— Разве для этого недостаточно было Кавказских гор? — спросил я. — Они же рассекают Кавказ совсем недурно. Лучшей линии обороны и не придумаешь.
Он меня не убедил. И я его тоже…
Ученые-географы древности измеряли путь до Диоскурии — скажем, от реки Фазис до Коракса (Фазис — Рион, а Коракс— Кодор). Гулиа убеждал, что расстояния эти не соответствуют местоположению Диоскурии на территории нынешнего Сухума. В своей книжке Гулиа относил Диоскурию к устью Кодора. Здесь и до сих пор есть местность Скурча (не производное ли от Скурии, Диоскурии?). Античные расстояния совпадают именно со Скурчей…
Для точного решения вопроса явно недоставало «звона лопаты археолога». (На это замечание Гулиа недавно обратил внимание в своем очерке Евгений Осетров.)
Гулиа восклицал:
— Они ищут город в Абхазии, не поинтересовавшись, что говорит по этому поводу сам народ — абориген этой страны. Я не могу понять таких ученых!

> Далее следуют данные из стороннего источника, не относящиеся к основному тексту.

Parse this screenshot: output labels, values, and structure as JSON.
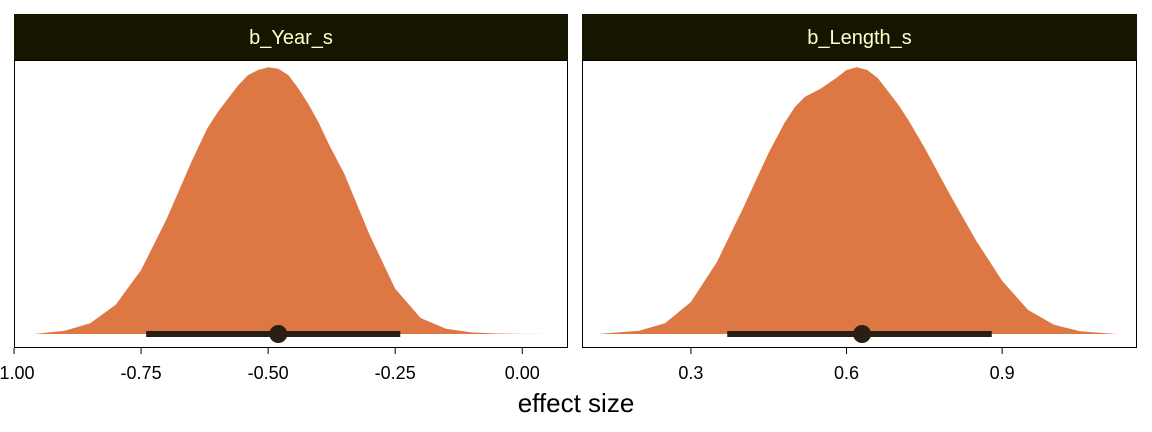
{
  "colors": {
    "strip_bg": "#151500",
    "strip_text": "#ffffcc",
    "density_fill": "#dd7744",
    "interval": "#2a1f14",
    "frame": "#000000"
  },
  "xlabel": "effect size",
  "chart_data": [
    {
      "type": "area",
      "panel_title": "b_Year_s",
      "xlim": [
        -1.0,
        0.09
      ],
      "ylim": [
        0,
        1.08
      ],
      "xticks": [
        -1.0,
        -0.75,
        -0.5,
        -0.25,
        0.0
      ],
      "xtick_labels": [
        "-1.00",
        "-0.75",
        "-0.50",
        "-0.25",
        "0.00"
      ],
      "density": {
        "x": [
          -0.96,
          -0.9,
          -0.85,
          -0.8,
          -0.75,
          -0.7,
          -0.65,
          -0.62,
          -0.6,
          -0.58,
          -0.56,
          -0.54,
          -0.52,
          -0.5,
          -0.48,
          -0.46,
          -0.44,
          -0.42,
          -0.4,
          -0.38,
          -0.35,
          -0.3,
          -0.25,
          -0.2,
          -0.15,
          -0.1,
          -0.05,
          0.0,
          0.06
        ],
        "y": [
          0.0,
          0.012,
          0.04,
          0.11,
          0.24,
          0.43,
          0.65,
          0.77,
          0.83,
          0.88,
          0.93,
          0.97,
          0.99,
          1.0,
          0.995,
          0.97,
          0.92,
          0.86,
          0.79,
          0.71,
          0.6,
          0.37,
          0.17,
          0.06,
          0.02,
          0.006,
          0.002,
          0.0005,
          0.0
        ]
      },
      "point": -0.48,
      "interval": [
        -0.74,
        -0.24
      ]
    },
    {
      "type": "area",
      "panel_title": "b_Length_s",
      "xlim": [
        0.09,
        1.16
      ],
      "ylim": [
        0,
        1.08
      ],
      "xticks": [
        0.3,
        0.6,
        0.9
      ],
      "xtick_labels": [
        "0.3",
        "0.6",
        "0.9"
      ],
      "density": {
        "x": [
          0.12,
          0.2,
          0.25,
          0.3,
          0.35,
          0.4,
          0.45,
          0.48,
          0.5,
          0.52,
          0.55,
          0.58,
          0.6,
          0.62,
          0.64,
          0.66,
          0.68,
          0.7,
          0.72,
          0.75,
          0.8,
          0.85,
          0.9,
          0.95,
          1.0,
          1.05,
          1.12
        ],
        "y": [
          0.0,
          0.012,
          0.04,
          0.12,
          0.27,
          0.47,
          0.68,
          0.79,
          0.85,
          0.89,
          0.92,
          0.96,
          0.99,
          1.0,
          0.99,
          0.96,
          0.91,
          0.86,
          0.8,
          0.7,
          0.52,
          0.35,
          0.2,
          0.09,
          0.035,
          0.01,
          0.0
        ]
      },
      "point": 0.63,
      "interval": [
        0.37,
        0.88
      ]
    }
  ]
}
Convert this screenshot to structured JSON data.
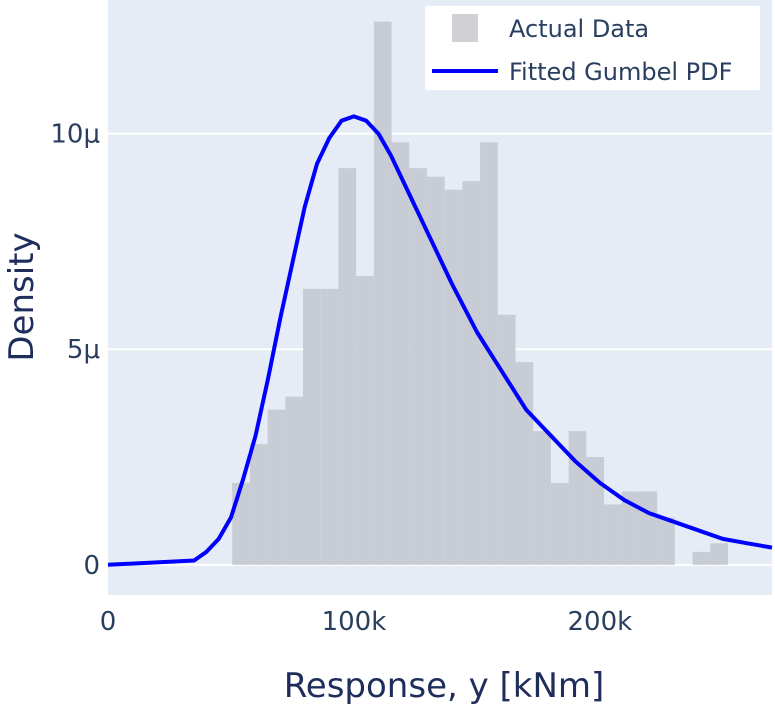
{
  "chart_data": {
    "type": "bar",
    "title": "",
    "xlabel": "Response, y  [kNm]",
    "ylabel": "Density",
    "xlim": [
      0,
      270000
    ],
    "ylim": [
      -7e-07,
      1.31e-05
    ],
    "x_ticks": [
      0,
      100000,
      200000
    ],
    "x_tick_labels": [
      "0",
      "100k",
      "200k"
    ],
    "y_ticks": [
      0,
      5e-06,
      1e-05
    ],
    "y_tick_labels": [
      "0",
      "5μ",
      "10μ"
    ],
    "grid": true,
    "legend_position": "top-right",
    "colors": {
      "plot_background": "#e5ecf6",
      "bars": "#c8ccd4",
      "legend_marker": "#cfd1d6",
      "line": "#0000ff",
      "grid": "#ffffff"
    },
    "series": [
      {
        "name": "Actual Data",
        "type": "histogram",
        "bin_width": 7200,
        "bin_starts": [
          50500,
          57700,
          64900,
          72100,
          79300,
          86500,
          93700,
          100900,
          108100,
          115300,
          122500,
          129700,
          136900,
          144100,
          151300,
          158500,
          165700,
          172900,
          180100,
          187300,
          194500,
          201700,
          208900,
          216100,
          223300,
          230500,
          237700,
          244900
        ],
        "values": [
          1.9e-06,
          2.8e-06,
          3.6e-06,
          3.9e-06,
          6.4e-06,
          6.4e-06,
          9.2e-06,
          6.7e-06,
          1.26e-05,
          9.8e-06,
          9.2e-06,
          9e-06,
          8.7e-06,
          8.9e-06,
          9.8e-06,
          5.8e-06,
          4.7e-06,
          3.1e-06,
          1.9e-06,
          3.1e-06,
          2.5e-06,
          1.4e-06,
          1.7e-06,
          1.7e-06,
          1.1e-06,
          0,
          3e-07,
          5e-07
        ]
      },
      {
        "name": "Fitted Gumbel PDF",
        "type": "line",
        "x": [
          0,
          35000,
          40000,
          45000,
          50000,
          55000,
          60000,
          65000,
          70000,
          75000,
          80000,
          85000,
          90000,
          95000,
          100000,
          105000,
          110000,
          115000,
          120000,
          125000,
          130000,
          140000,
          150000,
          160000,
          170000,
          180000,
          190000,
          200000,
          210000,
          220000,
          230000,
          240000,
          250000,
          260000,
          270000
        ],
        "y": [
          0,
          1e-07,
          3e-07,
          6e-07,
          1.1e-06,
          2e-06,
          3e-06,
          4.3e-06,
          5.7e-06,
          7e-06,
          8.3e-06,
          9.3e-06,
          9.9e-06,
          1.03e-05,
          1.04e-05,
          1.03e-05,
          1e-05,
          9.5e-06,
          8.9e-06,
          8.3e-06,
          7.7e-06,
          6.5e-06,
          5.4e-06,
          4.5e-06,
          3.6e-06,
          3e-06,
          2.4e-06,
          1.9e-06,
          1.5e-06,
          1.2e-06,
          1e-06,
          8e-07,
          6e-07,
          5e-07,
          4e-07
        ]
      }
    ]
  }
}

В последние годы «лопата археолога» зазвучала довольно-таки основательно. Михаил Трапш ископал почти все окрестности Сухума. У него накопилось много любопытнейшего материала. Под его руководством легкие водолазы ныряли под воду в устье Баслы и обнаружили контуры кварталов подводного города, который прежде многие видели «сверху, в хорошую погоду» (по-видимому, Себастополиса). Решен ли вопрос о местонахождении Диоскурии, где, как утверждали древние, трудилось «до семидесяти толмачей»? (Это был большой культурный и торговый центр эллинов на Черноморском побережье, названный по имени двух близнецов Диоскуров.) Нет, не решен.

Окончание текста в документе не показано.